Es una buena oportunidad para fisgonear, con la licencia que otorga el importe de unas pocas monedas y, en mi caso una cierta lascivia de voyeurista, (¿qué fotógrafo no lo es?) segmentos de la vida cotidiana y la intimidad de gente, que a juzgar por la edad de las fotografías y sus rostros han dejado de existir hace ya mucho tiempo.
Admirar el pasado anónimo con el beneficio del tiempo y la distancia, se me antoja una diversión simple que conduce a lugares donde habitan memorias ya extintas y crea más interrogantes que las respuestas que provee.
Es así que hallar en una venta callejera un par de pequeños álbumes de cubiertas hechas casi añicos por el manoseo y el lento caminar del tiempo no deja de ser un magnífico descubrimiento.
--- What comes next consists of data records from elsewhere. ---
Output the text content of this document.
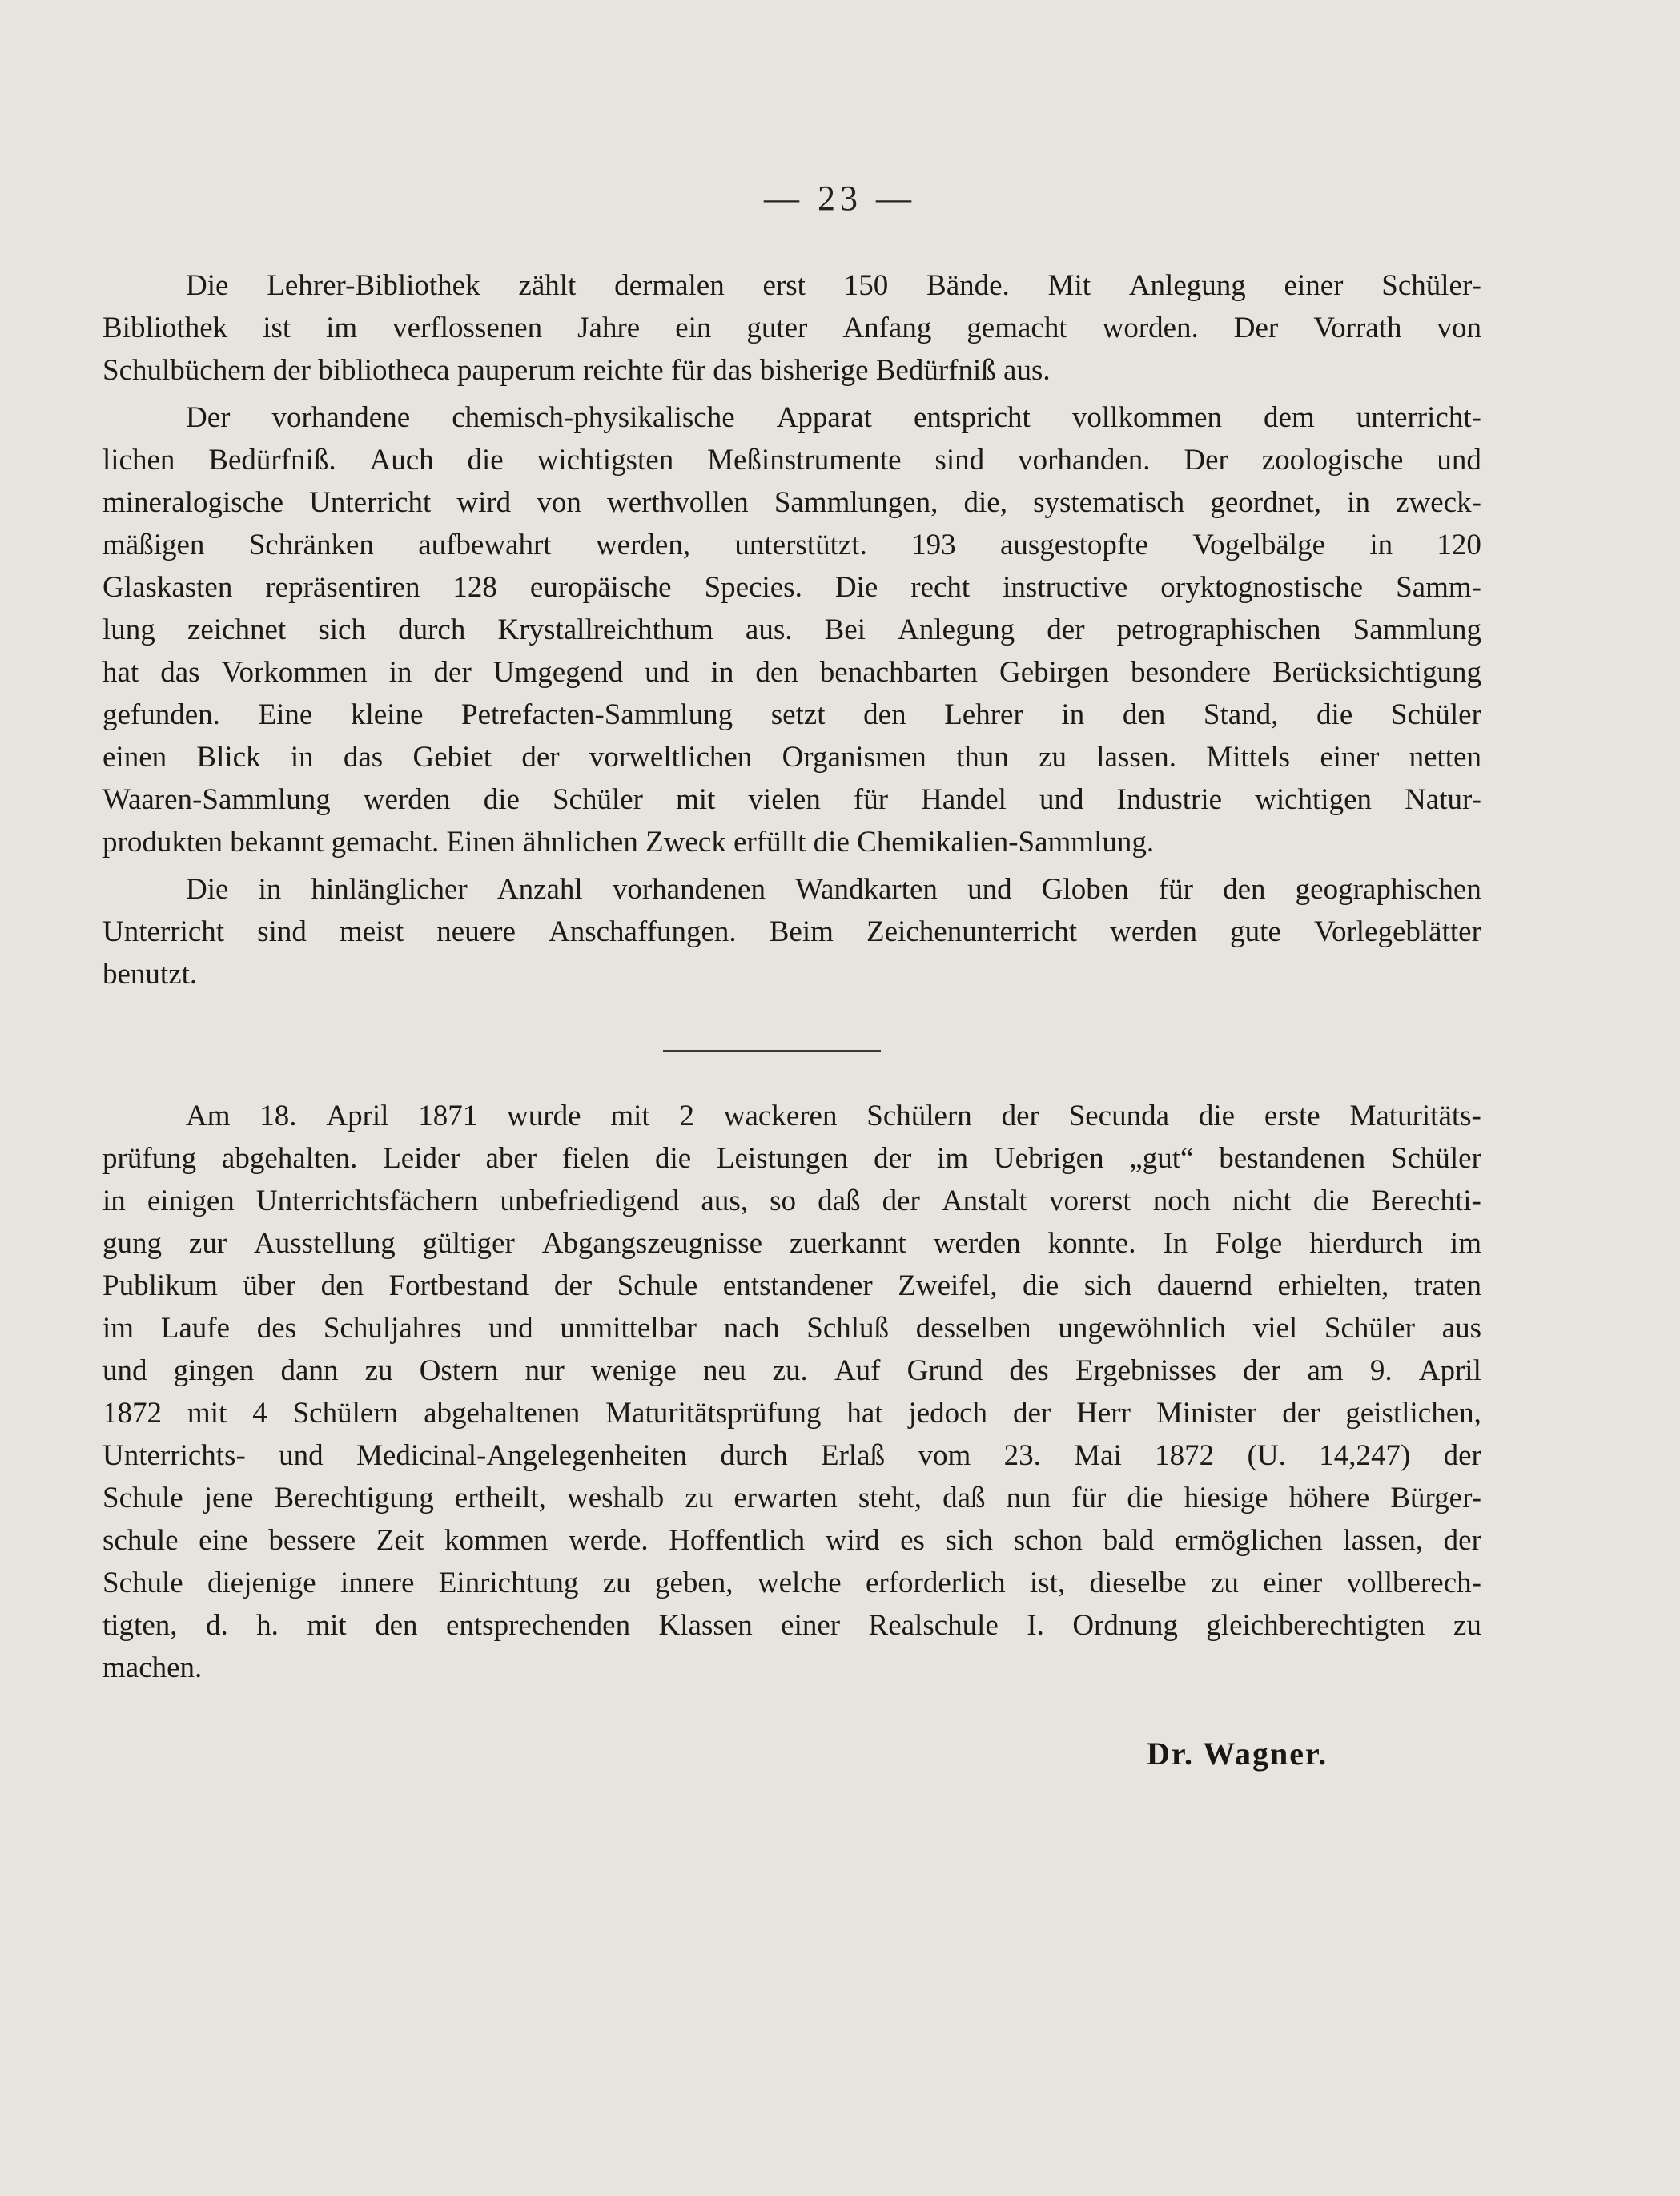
— 23 —
Die Lehrer-Bibliothek zählt dermalen erst 150 Bände. Mit Anlegung einer Schüler-
Bibliothek ist im verflossenen Jahre ein guter Anfang gemacht worden. Der Vorrath von
Schulbüchern der bibliotheca pauperum reichte für das bisherige Bedürfniß aus.
Der vorhandene chemisch-physikalische Apparat entspricht vollkommen dem unterricht-
lichen Bedürfniß. Auch die wichtigsten Meßinstrumente sind vorhanden. Der zoologische und
mineralogische Unterricht wird von werthvollen Sammlungen, die, systematisch geordnet, in zweck-
mäßigen Schränken aufbewahrt werden, unterstützt. 193 ausgestopfte Vogelbälge in 120
Glaskasten repräsentiren 128 europäische Species. Die recht instructive oryktognostische Samm-
lung zeichnet sich durch Krystallreichthum aus. Bei Anlegung der petrographischen Sammlung
hat das Vorkommen in der Umgegend und in den benachbarten Gebirgen besondere Berücksichtigung
gefunden. Eine kleine Petrefacten-Sammlung setzt den Lehrer in den Stand, die Schüler
einen Blick in das Gebiet der vorweltlichen Organismen thun zu lassen. Mittels einer netten
Waaren-Sammlung werden die Schüler mit vielen für Handel und Industrie wichtigen Natur-
produkten bekannt gemacht. Einen ähnlichen Zweck erfüllt die Chemikalien-Sammlung.
Die in hinlänglicher Anzahl vorhandenen Wandkarten und Globen für den geographischen
Unterricht sind meist neuere Anschaffungen. Beim Zeichenunterricht werden gute Vorlegeblätter
benutzt.
Am 18. April 1871 wurde mit 2 wackeren Schülern der Secunda die erste Maturitäts-
prüfung abgehalten. Leider aber fielen die Leistungen der im Uebrigen „gut“ bestandenen Schüler
in einigen Unterrichtsfächern unbefriedigend aus, so daß der Anstalt vorerst noch nicht die Berechti-
gung zur Ausstellung gültiger Abgangszeugnisse zuerkannt werden konnte. In Folge hierdurch im
Publikum über den Fortbestand der Schule entstandener Zweifel, die sich dauernd erhielten, traten
im Laufe des Schuljahres und unmittelbar nach Schluß desselben ungewöhnlich viel Schüler aus
und gingen dann zu Ostern nur wenige neu zu. Auf Grund des Ergebnisses der am 9. April
1872 mit 4 Schülern abgehaltenen Maturitätsprüfung hat jedoch der Herr Minister der geistlichen,
Unterrichts- und Medicinal-Angelegenheiten durch Erlaß vom 23. Mai 1872 (U. 14,247) der
Schule jene Berechtigung ertheilt, weshalb zu erwarten steht, daß nun für die hiesige höhere Bürger-
schule eine bessere Zeit kommen werde. Hoffentlich wird es sich schon bald ermöglichen lassen, der
Schule diejenige innere Einrichtung zu geben, welche erforderlich ist, dieselbe zu einer vollberech-
tigten, d. h. mit den entsprechenden Klassen einer Realschule I. Ordnung gleichberechtigten zu
machen.
Dr. Wagner.
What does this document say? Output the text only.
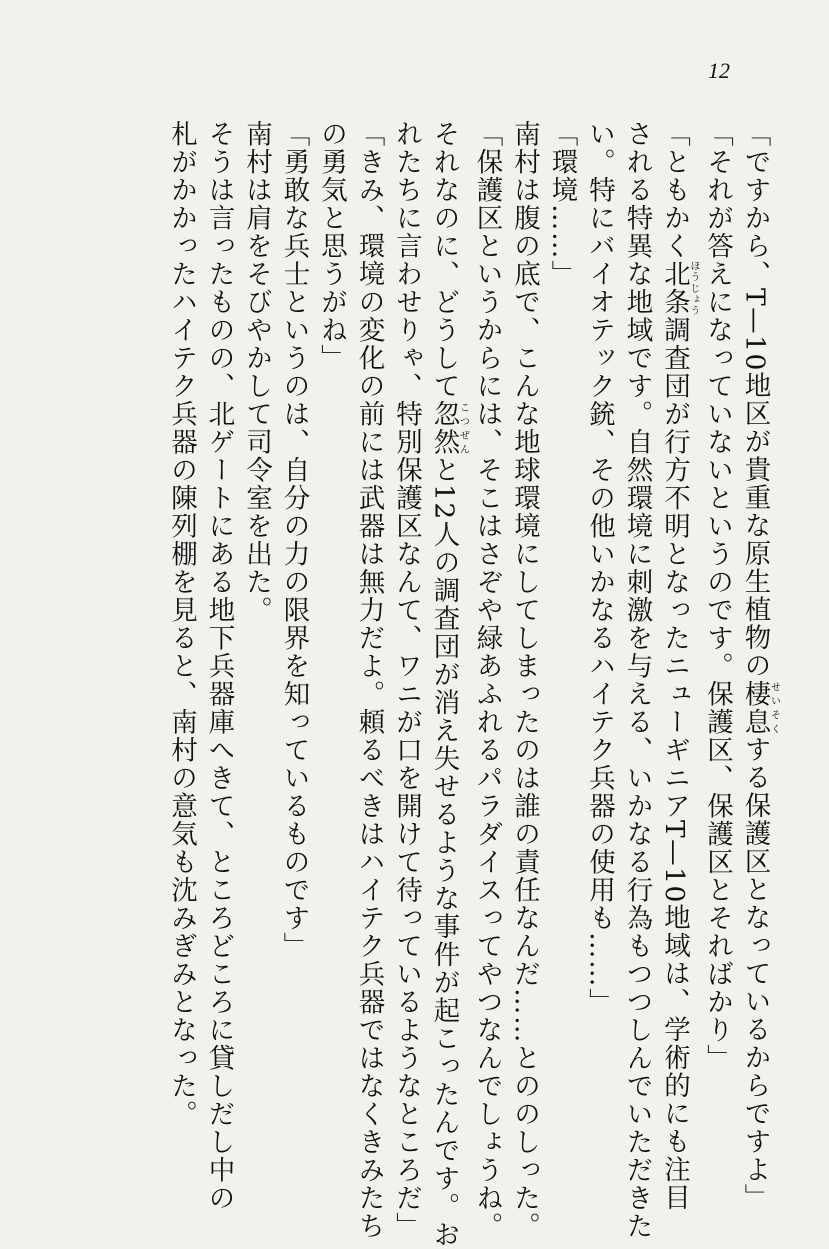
12
「ですから、T—10地区が貴重な原生植物の棲息せいそくする保護区となっているからですよ」
「それが答えになっていないというのです。保護区、保護区とそればかり」
「ともかく北条ほうじょう調査団が行方不明となったニューギニアT—10地域は、学術的にも注目
される特異な地域です。自然環境に刺激を与える、いかなる行為もつつしんでいただきた
い。特にバイオテック銃、その他いかなるハイテク兵器の使用も……」
「環境……」
南村は腹の底で、こんな地球環境にしてしまったのは誰の責任なんだ……とののしった。
「保護区というからには、そこはさぞや緑あふれるパラダイスってやつなんでしょうね。
それなのに、どうして忽然こつぜんと12人の調査団が消え失せるような事件が起こったんです。お
れたちに言わせりゃ、特別保護区なんて、ワニが口を開けて待っているようなところだ」
「きみ、環境の変化の前には武器は無力だよ。頼るべきはハイテク兵器ではなくきみたち
の勇気と思うがね」
「勇敢な兵士というのは、自分の力の限界を知っているものです」
南村は肩をそびやかして司令室を出た。
そうは言ったものの、北ゲートにある地下兵器庫へきて、ところどころに貸しだし中の
札がかかったハイテク兵器の陳列棚を見ると、南村の意気も沈みぎみとなった。
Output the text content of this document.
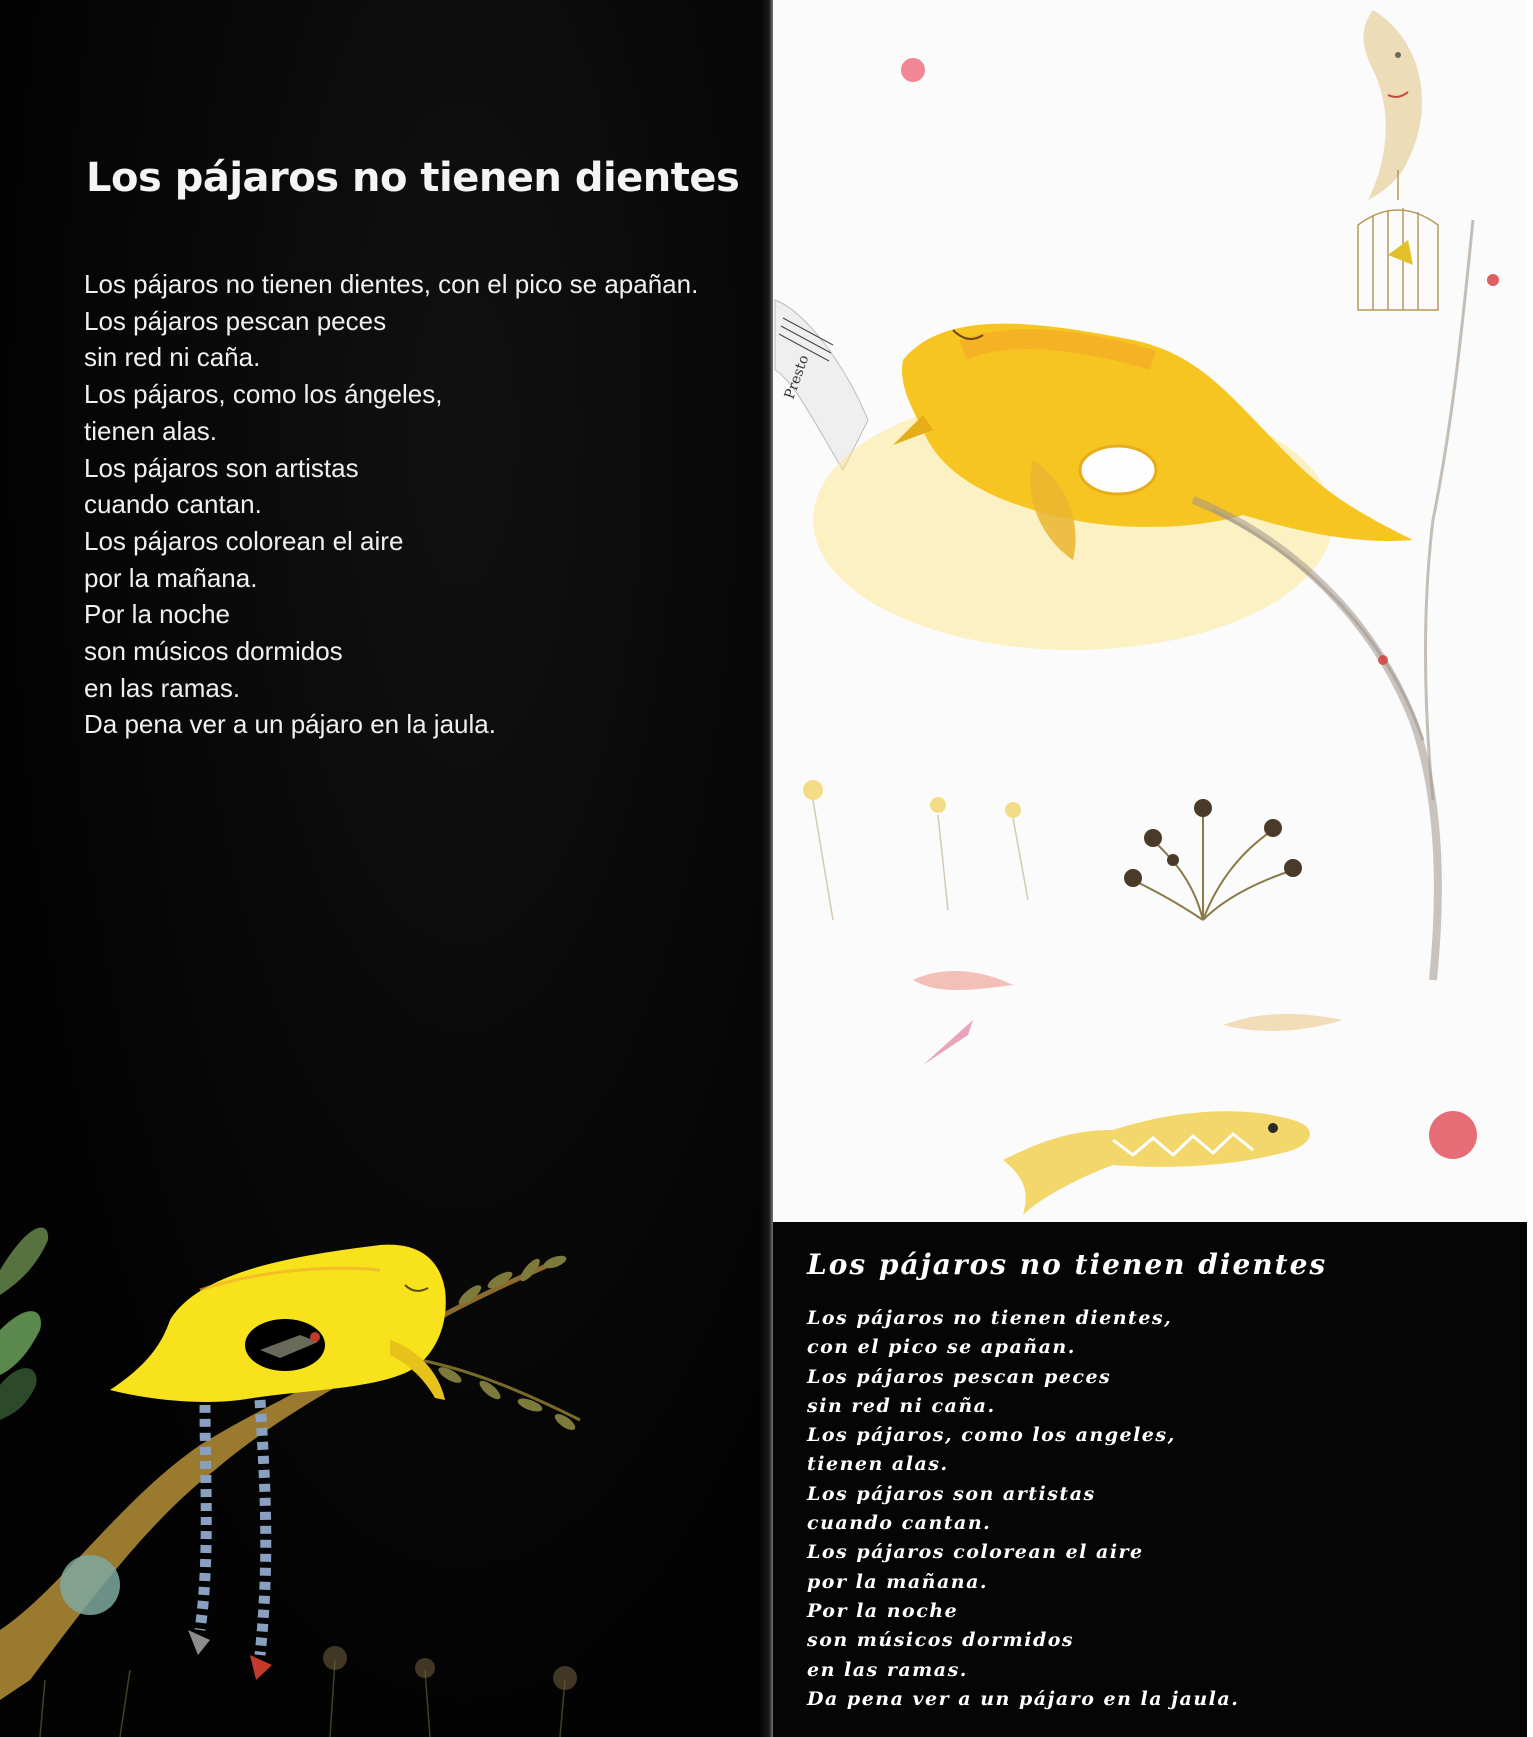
Los pájaros no tienen dientes
Los pájaros no tienen dientes, con el pico se apañan.
Los pájaros pescan peces
sin red ni caña.
Los pájaros, como los ángeles,
tienen alas.
Los pájaros son artistas
cuando cantan.
Los pájaros colorean el aire
por la mañana.
Por la noche
son músicos dormidos
en las ramas.
Da pena ver a un pájaro en la jaula.
Presto
Los pájaros no tienen dientes
Los pájaros no tienen dientes,
con el pico se apañan.
Los pájaros pescan peces
sin red ni caña.
Los pájaros, como los angeles,
tienen alas.
Los pájaros son artistas
cuando cantan.
Los pájaros colorean el aire
por la mañana.
Por la noche
son músicos dormidos
en las ramas.
Da pena ver a un pájaro en la jaula.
Máxime si lo que traen sus páginas son unas instantáneas de un viaje realizado algún verano de entre guerras a una playa europea que habrá de permanecer anónima.
No es para menos, considerando que las imágenes allí preservadas, sutiles, hermosas, sostenidas por frágiles tirillas de cartón, sin la ampulosa prepotencia de aquellas que se declaran arte tan pronto ven la luz, nos muestran un viaje en familia.
Mientras más las miro más quisiera saber de ellas: misión de antemano imposible. Veo lo que hay, lo que la vista del fotógrafo me ofrece desde el más allá. Trato de entender lo que su visión, abierta una vez más al escrutinio, me permite intuir. Y lo que la imaginación me permite elucubrar con respecto de la acritud de la plata y sus derivados visuales.
No puedo ir más allá del borde que contiene su esencia. Tan solo veo lo que sus límites me permiten admirar. El resto lo tiene que suplir el deseo de ver y percibir lo que mi mente desearía recrear.
Las vistas, aquellas que me ofrecen la posibilidad de entretenerme especulando, son simples imágenes hechas importantes por el paso de los años. Por ser testimonio de algo que hace muchos años fuera un pedazo real de tiempo y ya nunca más.
Es muy posible que los balnearios allí vistos sean hoy día monumentos al horror de la insoportable estulticia del Holiday Inn. O que las playas desde donde la abuela sonríe apoltronada en su silla playera y sus bombachas de hace un siglo, hayan a esta fecha sido reclamadas por la furia del mar.
No quisiera pensar que en el futuro mis descendientes habrán de someter mi trabajo fotográfico al mismo tratamiento infame. Pensar que algún día lejano mi trabajo, al que he dedicado 45 años de mi vida, mis fotografías cocinadas en el fuego constante del misterio, habrán de ser compradas a precios irrisorios en algún mercadillo de malas pulgas, vaya uno a saber en qué plazoleta de pueblo en las provincias del Sudeste de esta isla.
Afortunadamente por ahora esta proposición aún está por verse.